The TARTARE-2S trial investigated whether a haemodynamic strategy focused on improving tissue perfusion while permitting lower-than-recommended mean arterial pressure (MAP) could improve outcomes in patients with septic shock compared with conventional MAP-guided standard care. Current sepsis guidelines prioritise maintaining MAP targets, typically ≥65 mm Hg, yet these recommendations are supported by only moderate or low-quality evidence. Moreover, increasing vasopressor use to reach higher MAP targets may worsen microcirculatory flow and tissue perfusion. The investigators hypothesised that directly targeting markers of tissue perfusion, rather than macrocirculatory blood pressure alone, might hasten shock resolution and reduce organ support requirements.
The clinical trial was conducted in three European university hospital ICUs. Adults aged 18–80 years with septic shock were eligible if they required vasopressors after adequate fluid resuscitation and had arterial lactate ≥3 mmol/L. A total of 219 patients were randomised: 111 to targeted tissue perfusion (TTP) and 108 to standard care (SC). After withdrawals and exclusions, 194 patients (97 in each group) were analysed for the primary outcome.
The TTP strategy focused on clinical and biochemical markers of peripheral and organ perfusion. Targets included capillary refill time <3 seconds, warm extremities, absence of mottling, urine output ≥0.5 mL/kg/hour, arterial lactate <2 mmol/L, and MAP between 50–65 mm Hg (65–70 mm Hg for patients with chronic hypertension). Temporary increases in MAP were allowed if oliguria persisted. In contrast, SC followed Surviving Sepsis Campaign haemodynamic goals, targeting MAP 65–75 mm Hg (higher if hypertensive) and using central venous pressure as a safety parameter. Both groups received clinician-directed interventions such as fluids, vasopressors, inotropes, and advanced monitoring as required.
The primary outcome was the number of days alive within 30 days with both normal lactate (<2 mmol/L) and no requirement for vasopressor or inotropic support. Secondary outcomes included time to lactate normalisation, days free from organ support (vasopressors, mechanical ventilation, renal replacement therapy), acute kidney injury, vasopressor dose, adverse events, and mortality at 30 and 90 days.
Achieved MAP values differed significantly between groups. Patients in the TTP arm had lower average MAPs during the first 72 hours (mean 68.5 mm Hg) compared with the SC group (74.8 mm Hg), confirming separation of treatment strategies. Despite this, lactate trajectories, cumulative fluid balance, and many haemodynamic interventions were similar between groups.
The primary outcome showed no statistically significant difference. Median days alive with normal lactate and without vasoactive drugs were 23 in the TTP group and 22 in the SC group.

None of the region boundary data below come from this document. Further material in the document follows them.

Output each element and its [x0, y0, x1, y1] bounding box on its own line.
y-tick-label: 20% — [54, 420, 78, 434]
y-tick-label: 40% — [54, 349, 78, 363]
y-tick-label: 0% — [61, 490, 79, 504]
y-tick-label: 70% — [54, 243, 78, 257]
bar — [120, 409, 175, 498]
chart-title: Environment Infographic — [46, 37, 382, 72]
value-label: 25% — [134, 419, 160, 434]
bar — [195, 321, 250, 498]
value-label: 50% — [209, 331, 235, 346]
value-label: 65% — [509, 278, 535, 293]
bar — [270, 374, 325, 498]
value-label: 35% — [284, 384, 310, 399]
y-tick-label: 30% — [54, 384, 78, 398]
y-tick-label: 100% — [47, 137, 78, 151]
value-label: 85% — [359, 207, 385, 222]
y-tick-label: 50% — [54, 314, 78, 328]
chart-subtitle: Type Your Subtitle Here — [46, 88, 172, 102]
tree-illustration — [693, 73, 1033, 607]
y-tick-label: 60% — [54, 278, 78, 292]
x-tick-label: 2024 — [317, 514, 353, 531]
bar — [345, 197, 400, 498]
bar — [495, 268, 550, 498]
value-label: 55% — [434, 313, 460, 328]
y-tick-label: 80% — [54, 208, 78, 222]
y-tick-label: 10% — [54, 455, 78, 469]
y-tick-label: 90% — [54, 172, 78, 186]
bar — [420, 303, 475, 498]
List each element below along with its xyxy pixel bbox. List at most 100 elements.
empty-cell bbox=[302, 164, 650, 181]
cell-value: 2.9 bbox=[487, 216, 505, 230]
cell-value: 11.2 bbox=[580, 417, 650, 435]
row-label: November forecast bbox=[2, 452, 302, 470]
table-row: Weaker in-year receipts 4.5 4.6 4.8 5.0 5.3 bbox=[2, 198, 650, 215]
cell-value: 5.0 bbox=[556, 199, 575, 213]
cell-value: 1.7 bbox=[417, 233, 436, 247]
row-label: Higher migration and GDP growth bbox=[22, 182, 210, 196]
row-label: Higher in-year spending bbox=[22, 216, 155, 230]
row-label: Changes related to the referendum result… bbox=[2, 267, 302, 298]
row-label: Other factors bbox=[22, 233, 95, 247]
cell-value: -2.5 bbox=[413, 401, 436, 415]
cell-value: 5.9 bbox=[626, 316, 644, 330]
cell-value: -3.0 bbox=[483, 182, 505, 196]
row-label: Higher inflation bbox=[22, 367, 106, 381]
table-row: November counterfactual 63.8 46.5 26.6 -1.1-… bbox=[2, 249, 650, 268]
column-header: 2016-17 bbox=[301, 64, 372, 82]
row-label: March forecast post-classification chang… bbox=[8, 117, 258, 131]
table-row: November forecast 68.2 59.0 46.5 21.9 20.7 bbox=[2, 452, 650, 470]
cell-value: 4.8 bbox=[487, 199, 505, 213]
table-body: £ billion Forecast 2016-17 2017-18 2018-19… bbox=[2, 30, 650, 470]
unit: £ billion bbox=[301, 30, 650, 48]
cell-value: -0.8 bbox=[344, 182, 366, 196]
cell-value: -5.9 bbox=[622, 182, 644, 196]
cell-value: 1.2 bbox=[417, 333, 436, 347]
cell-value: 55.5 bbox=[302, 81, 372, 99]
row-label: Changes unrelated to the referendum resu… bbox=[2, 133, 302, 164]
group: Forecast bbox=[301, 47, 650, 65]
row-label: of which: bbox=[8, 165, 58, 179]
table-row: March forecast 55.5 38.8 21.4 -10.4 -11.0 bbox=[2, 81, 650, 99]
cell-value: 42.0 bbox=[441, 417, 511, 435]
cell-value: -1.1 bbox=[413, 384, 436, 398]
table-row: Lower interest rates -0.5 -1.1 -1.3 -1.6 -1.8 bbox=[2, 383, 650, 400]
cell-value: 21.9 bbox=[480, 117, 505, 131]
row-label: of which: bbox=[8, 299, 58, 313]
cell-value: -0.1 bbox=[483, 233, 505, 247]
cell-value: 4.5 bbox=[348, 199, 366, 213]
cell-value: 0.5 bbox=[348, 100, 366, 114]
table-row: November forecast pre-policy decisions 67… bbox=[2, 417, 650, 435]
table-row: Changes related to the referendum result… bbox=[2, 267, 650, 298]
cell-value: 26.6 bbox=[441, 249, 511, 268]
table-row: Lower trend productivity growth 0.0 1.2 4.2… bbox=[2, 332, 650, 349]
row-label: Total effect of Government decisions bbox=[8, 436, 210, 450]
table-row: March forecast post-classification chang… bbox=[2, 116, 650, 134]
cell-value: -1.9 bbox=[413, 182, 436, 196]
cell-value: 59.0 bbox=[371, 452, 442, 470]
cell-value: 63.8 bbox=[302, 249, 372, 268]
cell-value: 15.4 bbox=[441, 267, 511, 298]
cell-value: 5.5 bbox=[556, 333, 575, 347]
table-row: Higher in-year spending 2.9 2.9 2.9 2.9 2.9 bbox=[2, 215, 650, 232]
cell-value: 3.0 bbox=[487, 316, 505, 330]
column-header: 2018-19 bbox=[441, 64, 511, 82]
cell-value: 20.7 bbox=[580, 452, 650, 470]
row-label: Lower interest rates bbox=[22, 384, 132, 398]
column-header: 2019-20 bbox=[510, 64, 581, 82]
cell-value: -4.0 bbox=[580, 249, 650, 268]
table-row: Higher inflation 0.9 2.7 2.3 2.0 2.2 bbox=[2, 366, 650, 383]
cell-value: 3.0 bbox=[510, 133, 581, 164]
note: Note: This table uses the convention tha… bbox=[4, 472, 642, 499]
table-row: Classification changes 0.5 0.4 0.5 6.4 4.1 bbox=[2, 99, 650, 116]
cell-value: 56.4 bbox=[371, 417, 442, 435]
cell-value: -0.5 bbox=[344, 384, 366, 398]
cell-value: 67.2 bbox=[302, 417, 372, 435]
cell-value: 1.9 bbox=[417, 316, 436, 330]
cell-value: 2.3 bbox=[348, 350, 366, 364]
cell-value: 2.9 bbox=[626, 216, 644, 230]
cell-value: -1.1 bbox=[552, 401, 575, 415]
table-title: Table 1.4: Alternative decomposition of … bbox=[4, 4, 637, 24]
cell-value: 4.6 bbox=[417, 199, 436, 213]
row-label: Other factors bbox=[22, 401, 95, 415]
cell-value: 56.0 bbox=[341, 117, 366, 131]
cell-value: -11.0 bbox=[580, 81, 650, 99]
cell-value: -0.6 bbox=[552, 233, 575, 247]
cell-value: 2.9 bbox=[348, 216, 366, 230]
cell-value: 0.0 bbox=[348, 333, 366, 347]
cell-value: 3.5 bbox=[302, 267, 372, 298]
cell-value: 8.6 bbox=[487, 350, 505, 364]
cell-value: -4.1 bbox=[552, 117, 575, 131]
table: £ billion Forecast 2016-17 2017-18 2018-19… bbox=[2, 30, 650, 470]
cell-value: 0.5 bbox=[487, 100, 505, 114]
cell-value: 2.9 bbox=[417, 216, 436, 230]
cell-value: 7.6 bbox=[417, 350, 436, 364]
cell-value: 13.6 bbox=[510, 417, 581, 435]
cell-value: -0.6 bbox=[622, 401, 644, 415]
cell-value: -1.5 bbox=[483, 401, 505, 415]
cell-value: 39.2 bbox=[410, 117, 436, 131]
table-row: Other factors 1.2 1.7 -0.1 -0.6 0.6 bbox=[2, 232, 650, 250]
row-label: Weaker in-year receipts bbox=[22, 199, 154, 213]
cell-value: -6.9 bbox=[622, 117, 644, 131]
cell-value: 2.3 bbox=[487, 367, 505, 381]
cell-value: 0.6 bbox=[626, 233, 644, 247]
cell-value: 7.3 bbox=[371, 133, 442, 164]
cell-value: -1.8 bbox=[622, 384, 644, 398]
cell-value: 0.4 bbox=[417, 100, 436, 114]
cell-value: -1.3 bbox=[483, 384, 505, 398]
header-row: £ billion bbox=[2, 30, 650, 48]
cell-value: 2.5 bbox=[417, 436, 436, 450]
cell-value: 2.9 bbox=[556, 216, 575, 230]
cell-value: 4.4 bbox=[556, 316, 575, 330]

Thus, the TTP strategy did not hasten shock resolution or reduce vasopressor dependence.
Secondary outcomes likewise revealed no meaningful differences. Time to lactate normalisation, days alive without vasopressors or inotropes, ventilator-free days, renal replacement therapy-free days, and days alive without any organ support were comparable. Mortality at day 30 was 24.7% in TTP and 27.8% in SC, and no differences were observed at day 90. Rates of acute kidney injury, renal replacement therapy, and cumulative norepinephrine exposure were also similar.
Safety outcomes did not indicate harm from the lower MAP strategy. Serious adverse reactions were infrequent and distributed similarly between groups. The authors concluded that targeting tissue perfusion while allowing lower MAP appears feasible and safe but confers no clear clinical advantage over standard MAP-guided care.
In conclusion, among ICU patients with septic shock and elevated lactate, a treatment strategy targeting tissue perfusion and permitting lower MAP did not increase days alive free from vasopressors or improve other clinical outcomes compared with standard MAP-guided management. The absence of safety concerns supports further investigation of lower MAP targets combined with careful perfusion monitoring in larger trials.